The Torah emphasized in last week’s reading, Terumah (Exodus 25:1-27:19), that the Tabernacle in the desert was to be held up by planks of acacia, or shittim, wood. Hasidic tradition notes that the verbal root on which that Hebrew word is built appears also in the word for foolishness, shtut. The Talmud has it that sin is committed through foolishness. But more benignly, a willingness to be found foolish is an essential ingredient of religious life. We like to think we have rational grounds for belief, and I think we do up to a point, certainly more than evangelists for secularism would have you think. 

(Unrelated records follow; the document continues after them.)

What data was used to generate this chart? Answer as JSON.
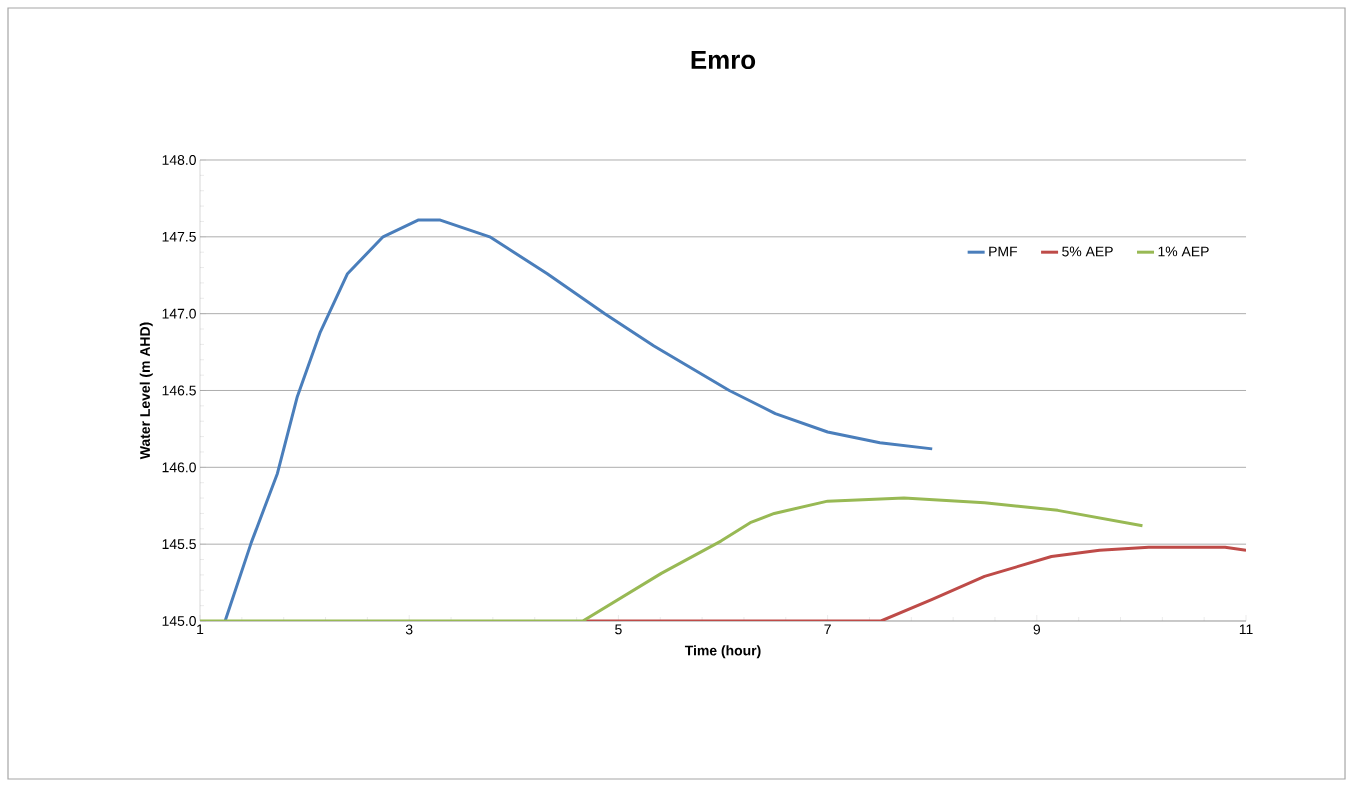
{
  "chart_data": {
    "type": "line",
    "title": "Emro",
    "xlabel": "Time (hour)",
    "ylabel": "Water Level (m AHD)",
    "xlim": [
      1,
      11
    ],
    "ylim": [
      145,
      148
    ],
    "xticks": [
      1,
      3,
      5,
      7,
      9,
      11
    ],
    "yticks": [
      {
        "value": 145,
        "label": "145.0"
      },
      {
        "value": 145.5,
        "label": "145.5"
      },
      {
        "value": 146,
        "label": "146.0"
      },
      {
        "value": 146.5,
        "label": "146.5"
      },
      {
        "value": 147,
        "label": "147.0"
      },
      {
        "value": 147.5,
        "label": "147.5"
      },
      {
        "value": 148,
        "label": "148.0"
      }
    ],
    "grid": "y",
    "legend": "top right",
    "marker": "none",
    "line_style": "solid",
    "series": [
      {
        "name": "PMF",
        "color": "#4a7ebb",
        "x": [
          1.24,
          1.49,
          1.74,
          1.93,
          2.15,
          2.41,
          2.75,
          3.09,
          3.29,
          3.77,
          4.32,
          4.87,
          5.34,
          6.06,
          6.5,
          7.0,
          7.5,
          8.0
        ],
        "values": [
          145.0,
          145.51,
          145.96,
          146.46,
          146.88,
          147.26,
          147.5,
          147.61,
          147.61,
          147.5,
          147.26,
          147.0,
          146.79,
          146.5,
          146.35,
          146.23,
          146.16,
          146.12
        ]
      },
      {
        "name": "5% AEP",
        "color": "#be4b48",
        "x": [
          4.66,
          6.0,
          7.51,
          8.0,
          8.5,
          9.14,
          9.6,
          10.07,
          10.8,
          11.0
        ],
        "values": [
          145.0,
          145.0,
          145.0,
          145.14,
          145.29,
          145.42,
          145.46,
          145.48,
          145.48,
          145.46
        ]
      },
      {
        "name": "1% AEP",
        "color": "#98b954",
        "x": [
          1.0,
          3.0,
          4.66,
          5.41,
          5.98,
          6.26,
          6.49,
          7.0,
          7.73,
          8.5,
          9.2,
          10.01
        ],
        "values": [
          145.0,
          145.0,
          145.0,
          145.31,
          145.52,
          145.64,
          145.7,
          145.78,
          145.8,
          145.77,
          145.72,
          145.62
        ]
      }
    ]
  }
}
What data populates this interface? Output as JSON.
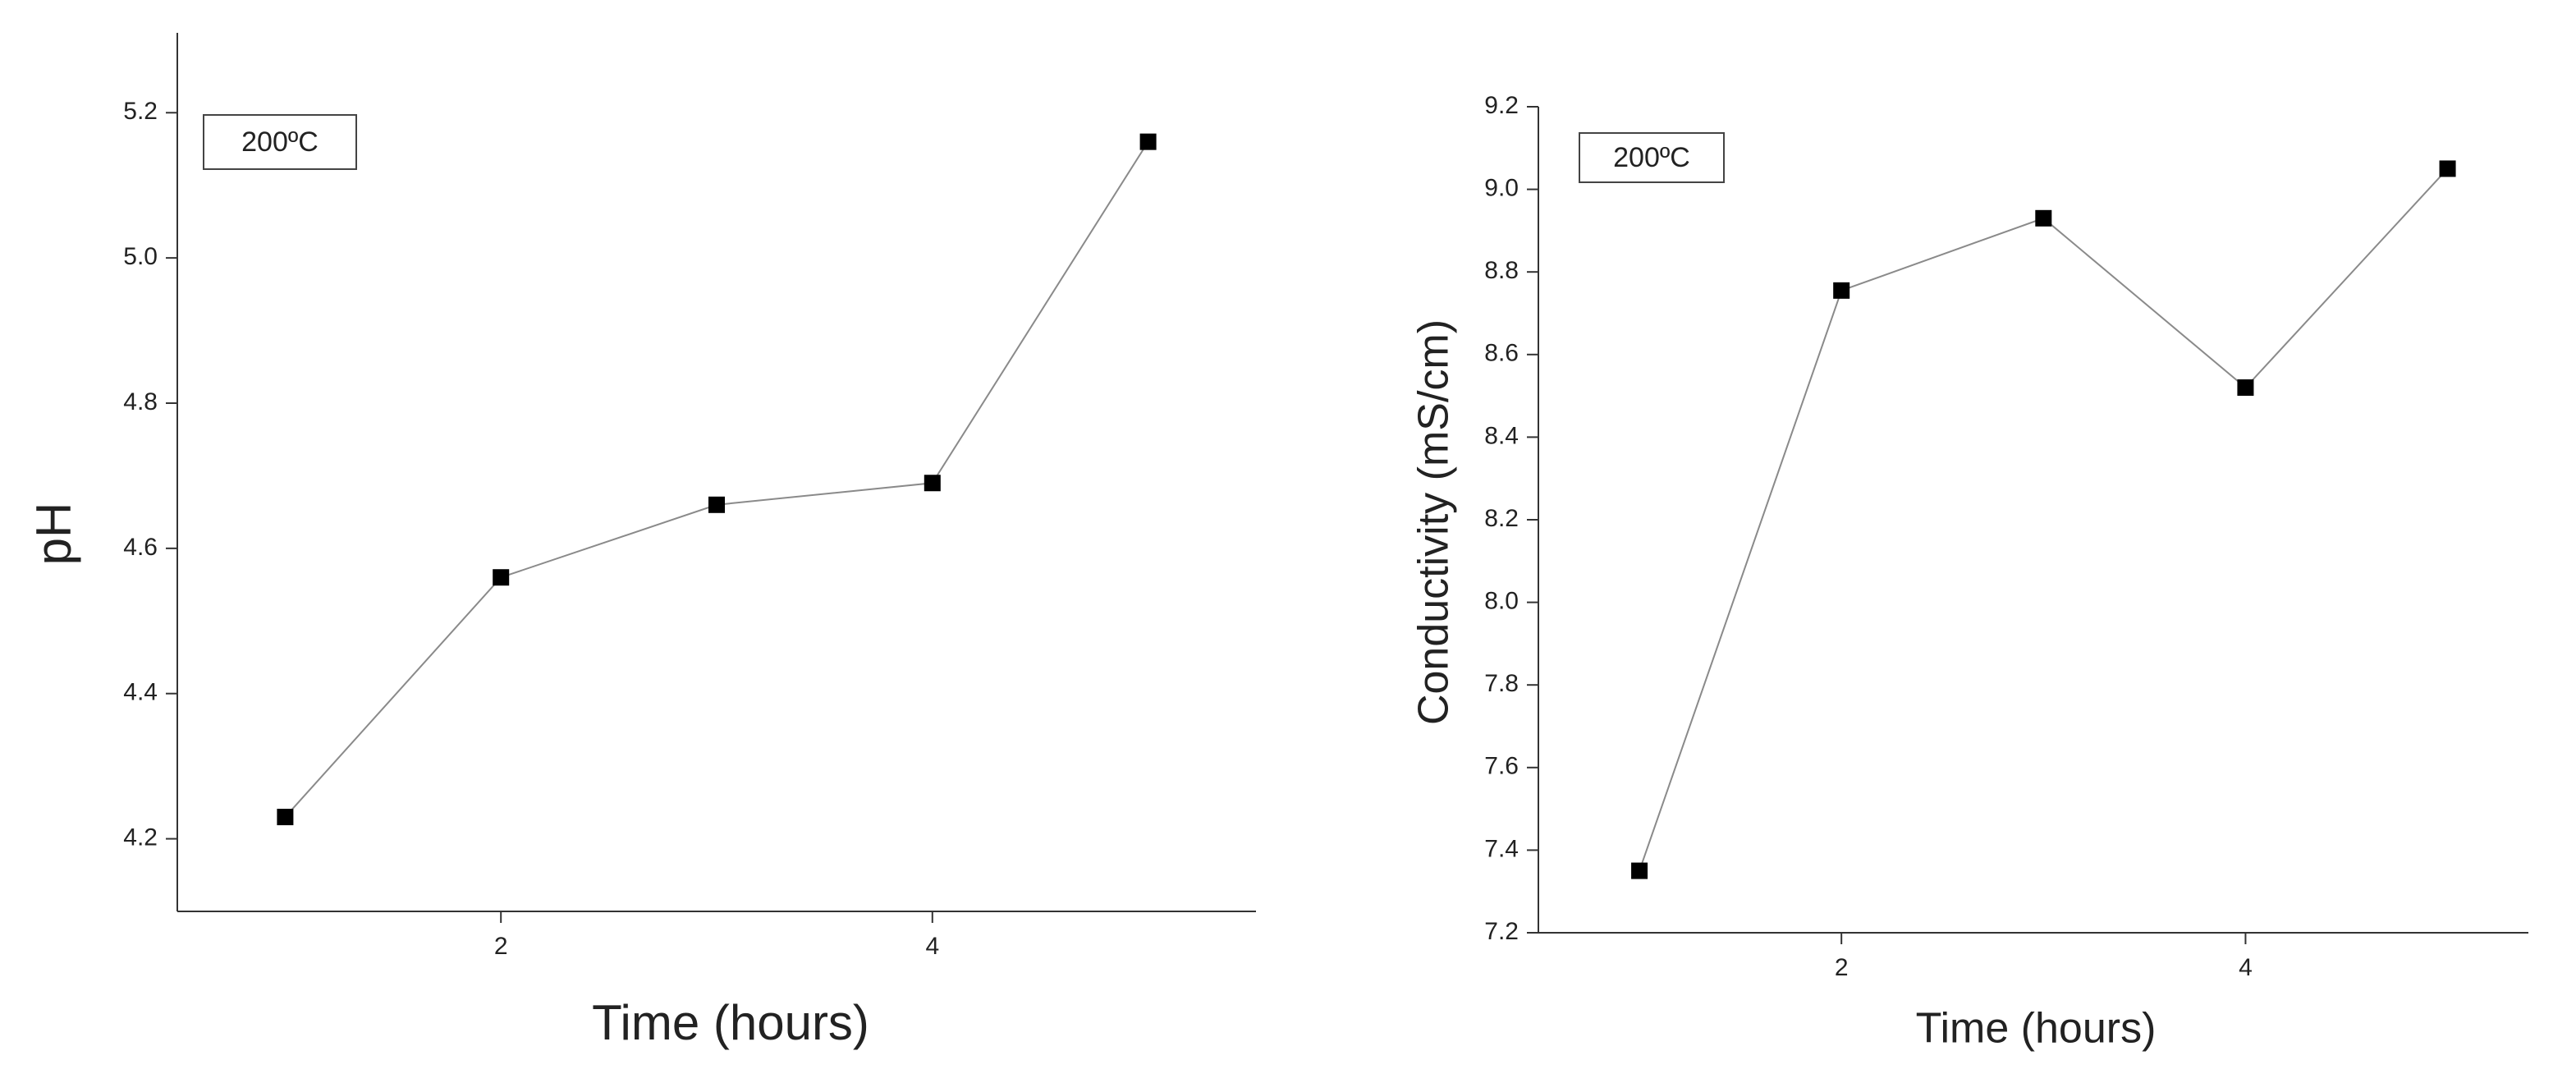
{
  "chart_data": [
    {
      "type": "line",
      "x_label": "Time (hours)",
      "y_label": "pH",
      "annotation": "200ºC",
      "x": [
        1,
        2,
        3,
        4,
        5
      ],
      "series": [
        {
          "name": "pH",
          "color": "#000000",
          "values": [
            4.23,
            4.56,
            4.66,
            4.69,
            5.16
          ]
        }
      ],
      "xlim": [
        0.5,
        5.5
      ],
      "xticks": [
        2,
        4
      ],
      "ylim": [
        4.1,
        5.31
      ],
      "yticks": [
        {
          "value": 4.2,
          "label": "4.2"
        },
        {
          "value": 4.4,
          "label": "4.4"
        },
        {
          "value": 4.6,
          "label": "4.6"
        },
        {
          "value": 4.8,
          "label": "4.8"
        },
        {
          "value": 5.0,
          "label": "5.0"
        },
        {
          "value": 5.2,
          "label": "5.2"
        }
      ]
    },
    {
      "type": "line",
      "x_label": "Time (hours)",
      "y_label": "Conductivity (mS/cm)",
      "annotation": "200ºC",
      "x": [
        1,
        2,
        3,
        4,
        5
      ],
      "series": [
        {
          "name": "Conductivity",
          "color": "#000000",
          "values": [
            7.35,
            8.755,
            8.93,
            8.52,
            9.05
          ]
        }
      ],
      "xlim": [
        0.5,
        5.4
      ],
      "xticks": [
        2,
        4
      ],
      "ylim": [
        7.2,
        9.2
      ],
      "yticks": [
        {
          "value": 7.2,
          "label": "7.2"
        },
        {
          "value": 7.4,
          "label": "7.4"
        },
        {
          "value": 7.6,
          "label": "7.6"
        },
        {
          "value": 7.8,
          "label": "7.8"
        },
        {
          "value": 8.0,
          "label": "8.0"
        },
        {
          "value": 8.2,
          "label": "8.2"
        },
        {
          "value": 8.4,
          "label": "8.4"
        },
        {
          "value": 8.6,
          "label": "8.6"
        },
        {
          "value": 8.8,
          "label": "8.8"
        },
        {
          "value": 9.0,
          "label": "9.0"
        },
        {
          "value": 9.2,
          "label": "9.2"
        }
      ]
    }
  ]
}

Yet one takes a considerable chance, in identifying with any spiritual teaching, of being totally mistaken in the end. Something I find incredible about certain versions of Christianity is the threat of eternal torture if despite the best intentions, and having earnestly sought to discern God’s will in the Bible, you nevertheless get things wrong. The idea that God could come up with such an “economy of salvation” is pretty hard to believe. In fact, the image of the Tabernacle, designed by God himself, suggests the opposite: that faith fails if you can’t take the chance of being mistaken in the end.
William James said as much in his famous 1896 lecture, “The Will to Believe”:

He who says, “Better go without belief forever than believe a lie!” merely shows his own preponderant private horror of becoming a dupe. He may be critical of many of his desires and fears, but this fear he slavishly obeys…..I can believe that worse things than being duped may happen to a man in this world….Our errors are surely not such awfully solemn things. In a world where we are so certain to incur them in spite of all our caution, a certain lightness of heart seems healthier than this excessive nervousness on their behalf.